Grate the Carrot & White Cabbage in a food processer using the grating attachment. Place in a bowl with the crème fraiche & season with salt & black pepper. Cover with cling film & refrigerate until needed. Mix all the Taco Sauce ingredients well in a bowl until fully combined, cover with cling film & refrigerate until needed. Meanwhile combine all the burger ingredients together well in a bowl, try not to compact the meat too much with your hands, lightly mix it to avoid dense burgers. Divide the mixture into 8 meatballs & flatten them down to form 8 thin burger patties (these are thinner than my usual burgers but you get 2 so it’s essentially the same amount of meat in the end). Some of the diced onion might not make it into the patties & get left in the bowl this is fine the onion is for flavour & also to bulk the burgers out so don’t worry too much about leftovers as long as all the meat is used. These can be made in advance & covered & refrigerated until needed if necessary. Preheat your oven to 200c. Blot the Butternut Squash Fries with Kitchen roll to remove any additional moisture & Place them in a single layer on a baking tray lined with baking paper & sprayed with oil. Spray the chips with oil & season with salt & black pepper & scatter with the chopped Rosemary Leaves. Bake for 15 minutes, take out of the oven for 15 minutes & place back into the preheated oven for a further 15 to 20 minutes. Fry the red onion rounds & bacon in a hot pan sprayed with oil for approximately 5 or 6 minutes or until cooked through. Remove from the pan & keep warm. Fry the Burgers in the hot pan sprayed with oil for approximately 3 minutes each side or until fully cooked through & browning. Assemble the 4 burgers by laying the lettuce, tomato & red onion on your bun, lay a burger on top & a cheese slice & bacon medallion on top of each burger. Repeat this layer topping with the taco sauce instead of a second cheese slice. Top with the bun lids & serve with the butternut squash fries & the coleslaw & Enjoy!

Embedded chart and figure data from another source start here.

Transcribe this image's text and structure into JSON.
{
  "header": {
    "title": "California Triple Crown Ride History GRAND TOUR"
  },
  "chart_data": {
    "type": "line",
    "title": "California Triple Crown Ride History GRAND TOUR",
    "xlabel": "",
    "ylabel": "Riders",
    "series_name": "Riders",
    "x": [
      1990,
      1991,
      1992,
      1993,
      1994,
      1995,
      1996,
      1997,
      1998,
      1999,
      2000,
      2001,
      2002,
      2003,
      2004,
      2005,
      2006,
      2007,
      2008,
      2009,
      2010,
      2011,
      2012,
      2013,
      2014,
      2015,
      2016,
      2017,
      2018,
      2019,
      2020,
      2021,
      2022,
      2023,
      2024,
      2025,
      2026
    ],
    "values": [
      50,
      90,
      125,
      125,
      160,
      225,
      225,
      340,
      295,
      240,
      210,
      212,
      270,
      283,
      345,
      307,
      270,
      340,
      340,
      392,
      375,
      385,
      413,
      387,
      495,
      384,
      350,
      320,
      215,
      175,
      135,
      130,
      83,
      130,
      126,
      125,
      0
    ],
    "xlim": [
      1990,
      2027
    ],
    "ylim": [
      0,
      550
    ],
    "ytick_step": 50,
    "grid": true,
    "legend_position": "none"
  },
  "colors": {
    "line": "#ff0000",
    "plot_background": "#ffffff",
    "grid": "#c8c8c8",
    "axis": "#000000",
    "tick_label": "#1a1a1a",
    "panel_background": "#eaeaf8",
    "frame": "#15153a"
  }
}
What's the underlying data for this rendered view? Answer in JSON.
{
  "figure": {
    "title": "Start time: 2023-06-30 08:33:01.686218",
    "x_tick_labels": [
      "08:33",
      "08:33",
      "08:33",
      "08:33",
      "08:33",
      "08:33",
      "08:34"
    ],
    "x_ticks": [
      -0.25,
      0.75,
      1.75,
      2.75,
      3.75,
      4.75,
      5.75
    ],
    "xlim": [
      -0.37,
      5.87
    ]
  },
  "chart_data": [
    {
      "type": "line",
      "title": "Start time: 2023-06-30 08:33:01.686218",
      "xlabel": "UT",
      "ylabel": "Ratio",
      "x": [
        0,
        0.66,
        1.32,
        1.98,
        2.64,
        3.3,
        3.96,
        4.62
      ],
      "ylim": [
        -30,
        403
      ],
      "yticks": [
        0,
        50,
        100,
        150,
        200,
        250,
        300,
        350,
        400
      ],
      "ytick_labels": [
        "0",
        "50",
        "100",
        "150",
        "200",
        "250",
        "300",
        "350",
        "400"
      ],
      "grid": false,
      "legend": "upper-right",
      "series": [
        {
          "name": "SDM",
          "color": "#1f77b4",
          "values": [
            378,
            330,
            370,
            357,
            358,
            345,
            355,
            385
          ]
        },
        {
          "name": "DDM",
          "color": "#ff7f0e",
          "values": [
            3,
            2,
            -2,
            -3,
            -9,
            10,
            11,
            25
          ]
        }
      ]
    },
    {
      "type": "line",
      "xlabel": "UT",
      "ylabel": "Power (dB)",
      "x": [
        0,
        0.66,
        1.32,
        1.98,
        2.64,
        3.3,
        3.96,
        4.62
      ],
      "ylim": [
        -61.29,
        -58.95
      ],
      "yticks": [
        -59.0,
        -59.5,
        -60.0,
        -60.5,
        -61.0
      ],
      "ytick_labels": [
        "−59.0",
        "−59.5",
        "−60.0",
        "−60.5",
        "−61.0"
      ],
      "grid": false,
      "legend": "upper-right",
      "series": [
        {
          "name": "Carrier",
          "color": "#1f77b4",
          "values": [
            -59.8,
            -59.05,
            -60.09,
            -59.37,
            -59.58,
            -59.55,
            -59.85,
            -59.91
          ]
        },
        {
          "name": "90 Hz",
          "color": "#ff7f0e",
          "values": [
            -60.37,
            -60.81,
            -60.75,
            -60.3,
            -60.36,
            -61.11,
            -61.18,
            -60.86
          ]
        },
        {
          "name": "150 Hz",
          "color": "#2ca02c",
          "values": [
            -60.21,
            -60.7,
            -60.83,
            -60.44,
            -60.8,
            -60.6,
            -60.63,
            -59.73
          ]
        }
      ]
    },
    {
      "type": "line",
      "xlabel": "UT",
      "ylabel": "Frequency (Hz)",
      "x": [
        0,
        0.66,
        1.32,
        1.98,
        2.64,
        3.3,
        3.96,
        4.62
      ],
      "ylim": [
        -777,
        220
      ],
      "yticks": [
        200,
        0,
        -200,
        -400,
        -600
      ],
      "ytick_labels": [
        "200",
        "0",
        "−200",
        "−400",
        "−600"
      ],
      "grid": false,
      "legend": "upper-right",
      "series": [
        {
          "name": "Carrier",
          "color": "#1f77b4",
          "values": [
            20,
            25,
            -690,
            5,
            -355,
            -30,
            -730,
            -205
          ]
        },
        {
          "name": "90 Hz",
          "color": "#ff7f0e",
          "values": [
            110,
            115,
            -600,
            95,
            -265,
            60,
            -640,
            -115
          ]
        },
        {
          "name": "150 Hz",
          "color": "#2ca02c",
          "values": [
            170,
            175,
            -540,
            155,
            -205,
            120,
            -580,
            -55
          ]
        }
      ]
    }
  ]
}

Gloriously Tacky Taco Fries for a Saturday Night

What more can I say! Sometimes you just crave tacky junk food akin to the type you might buy out of the side of a chipper van at 3am after a few shandys, a guilty little treat. Well these have all the flavour factor & absolutely none of the guilt! This is a Slimming World recipe but it comes in at a mere 11pp or 4pp on F&H a fraction of the damage the real deal might inflict but the exact same taste. Serves 4 Hungry People.  800g Potatoes Chipped

160g Grated Reduced Fat Cheddar Cheese 

A 450g Pack of 5% Fat Steak Mince

1 Red Onion Diced

1 Red Pepper Diced

1 Tin of Plum Tomatoes

1 Tbsp Worcestershire Sauce

1 Beef Stock Cube 

1 tsp Paprika 

1/2 tsp Cumin

1/2 tsp Chilli Powder 

1/2 tsp Garlic Powder 

1/2 tsp Salt

1/2 tsp Cayenne Pepper 

1 tsp Dried Oregano 

1/2 tsp Sweetener 
For the Taco Sauce:

3 tbsp Lighter than Light Mayo

3 tbsp Fat Free Natural Yoghurt 

2 tbsp Tomato Ketchup 

1 Clove Garlic Crushed 

1/2 tsp Cayenne Pepper 

3 tbsp Water
Place the chipped Potatoes on a plate & microwave for 3 minutes. Spray with oil & place in a preheated oven at 200c for 25 to 30 minutes or until browned & cooked through. Meanwhile fry the Onion & Red Pepper in a lightly sprayed pot for a few minutes to soften. Add the mince & cook until brown. Add in all the herbs & spices & stir through. Crumble over the stock cube & add the Worcestershire Sauce. Throw in the tinned Tomatoes & chop them through with a sharp knife. Simmer on a low heat for at least 20 minutes (I simmered mine for an hour as it just improves with time) I threw in some chopped fresh Coriander at the end before serving to try & add some sophistication to this culinary masterpiece but let’s face it this is pure take out food so leave it out if you have none knocking around. Mix all the Taco Sauce ingredients together well until smooth. Assemble your chips, top with mince, sauce & cheese & Enjoy because this is pure unadulterated gorgeousness on a plate!